Zaida Jackson, a Princeton, N.J.-based manager of corporate meeting management services for Bristol-Myers' pharmaceutical group, said she hopes the package will expedite an involved and error-provoking process. Last-minute planning, along with frequent updates and cancellations of group events, are fairly common with the hectic schedules of Bristol-Myers' executives, she said. Although she wouldn't estimate her annual meeting load, she said it was "substantial," with 4,000 employees in the division.
"I think most planners in the industry want the ability to link air res data and registration data in a reliable way," she said. "It's just a question of someone actually doing what obviously needs to be done. We don't know of too many other agencies that offer clients instant access to linked air and land data."

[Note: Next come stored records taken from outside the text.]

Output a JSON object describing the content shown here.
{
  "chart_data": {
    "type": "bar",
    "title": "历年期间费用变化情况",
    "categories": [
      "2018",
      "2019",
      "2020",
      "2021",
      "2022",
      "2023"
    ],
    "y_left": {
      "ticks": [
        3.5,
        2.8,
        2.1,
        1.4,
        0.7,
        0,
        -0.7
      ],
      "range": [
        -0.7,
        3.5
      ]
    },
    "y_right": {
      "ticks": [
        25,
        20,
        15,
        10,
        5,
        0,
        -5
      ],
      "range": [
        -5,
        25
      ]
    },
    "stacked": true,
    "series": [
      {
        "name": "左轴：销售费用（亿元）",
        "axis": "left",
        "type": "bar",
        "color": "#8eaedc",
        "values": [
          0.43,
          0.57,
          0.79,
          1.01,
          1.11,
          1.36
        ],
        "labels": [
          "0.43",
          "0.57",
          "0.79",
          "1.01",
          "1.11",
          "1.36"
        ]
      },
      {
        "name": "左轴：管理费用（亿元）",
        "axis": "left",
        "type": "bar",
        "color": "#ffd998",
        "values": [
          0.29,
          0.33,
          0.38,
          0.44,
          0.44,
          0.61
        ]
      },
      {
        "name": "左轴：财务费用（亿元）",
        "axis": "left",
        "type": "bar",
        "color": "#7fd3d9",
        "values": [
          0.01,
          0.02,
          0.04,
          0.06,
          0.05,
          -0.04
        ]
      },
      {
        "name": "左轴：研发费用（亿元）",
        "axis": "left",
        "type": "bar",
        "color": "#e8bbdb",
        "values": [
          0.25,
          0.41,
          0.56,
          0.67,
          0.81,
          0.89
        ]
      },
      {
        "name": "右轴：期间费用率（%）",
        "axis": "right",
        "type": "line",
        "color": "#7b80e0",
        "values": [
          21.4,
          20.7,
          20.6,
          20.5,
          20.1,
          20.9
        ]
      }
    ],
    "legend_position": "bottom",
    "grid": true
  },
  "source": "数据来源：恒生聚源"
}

Registration packages such as Phoenix Solutions' Meeting Track are reported to be developing such a link, although one MIS employee of a corporation testing the system said there were problems with the software that it evaluated.
Another agency, EGR in New York, has similar capabilities, Jackson said, although she is still seeking an army of vendors equipped with "good registration packages" among which to split her substantial outsource volume.
Macpherson Travel president Dan Greene said he had relied on Stevens' travel technology for other applications, with positive results. "We're looking forward to using the product; it's definitely a capability that the industry could use," he said. "Stevens is small, but they build what they say they're going to build. Maybe because they're not dealing with layers of bureaucracy, they get it done faster.